Machine and deep learning libraries and industry APIs on highly elastic and scalable platform brings transformational change in congnitive computing
Analytics framework overview
Machine learning with supervised and un-supervised techniques were tested and applied for master record match and merge. Several techniques were applied on Phonetic, Edit, Token and domain dependent measurement techniques but machine learning worked the best in prediction.
Machine learning outperformed in efficiency and accuracy in matching and merging the record based on the true positive and false positive rest results.Records were matched based on distance of characters and words for transposition, substitution, weight or length using Levenshtein Distance, Jaro distance, Sorensen Index and Cosine function and dice’s coefficient based on weight or domain for more general purpose. Python library sklearn support vector machine in different dimensions and logistic regression were used for prediction. The algorithms were tested for accuracy based on true positive and false positive ratio.

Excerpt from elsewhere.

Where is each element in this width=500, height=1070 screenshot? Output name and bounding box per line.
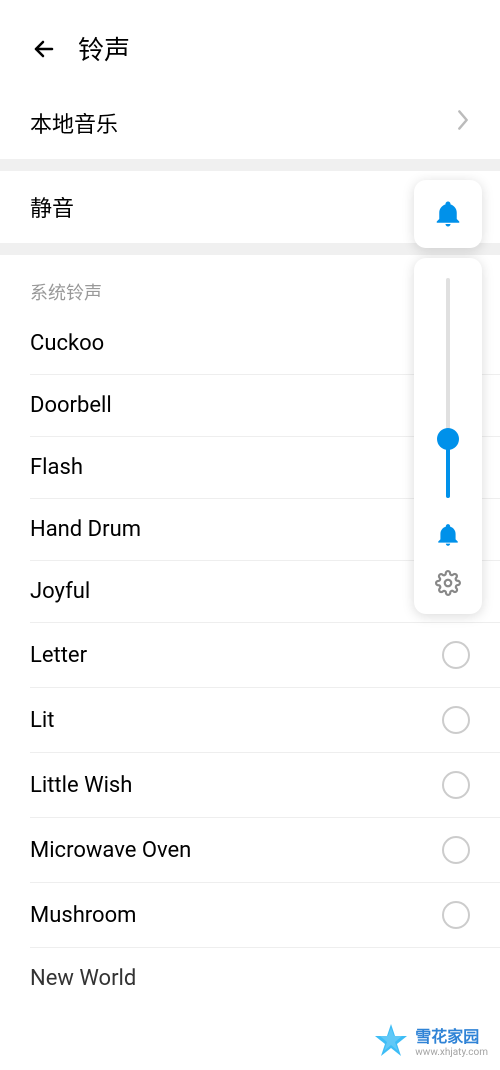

A cohort study was done on patients with tumours and biopsy was conducted to predict invasive breast cancer risk. Data collected was used to analyse and predict the mortality rate, relapse rate or no curability. BARC1, HER2, Chemotherapy, was done on Asian American race and the model was later applied on other races.
Exclusion and inclusion criteria was incorporated during the data preparation stage and prediction and classification was done using various algorithms. Classification of the patient based on the patient demographics, hyper and hypo stroma, tissue grade based on the test results. A supervised trained model was built to predict using probabilistic model like Naïve Bayes to predict the outcome and categorized the patients.Images were handled using Apache Hipi and KNN models were used to classify the tumour cells. Various algorithms like watermark, edge detection. Decision tree was extrapolated using RPART, C4.5 and J48. Remedial therapies were developed and designed for patients identified as Triple negative, false positive or True negative.
Biological data, drug and genomics data was graphically integrated and analysed using reverse Regression, ANN, KNN, Probabilistic inference, HMM, Bayes Net and LDS and Kalman filters model to extrapolate the relationships to mine and predict possible epidemic in a population. Extracting the relationship and predicting the relationship using Graph and probabilistic approach was implemented.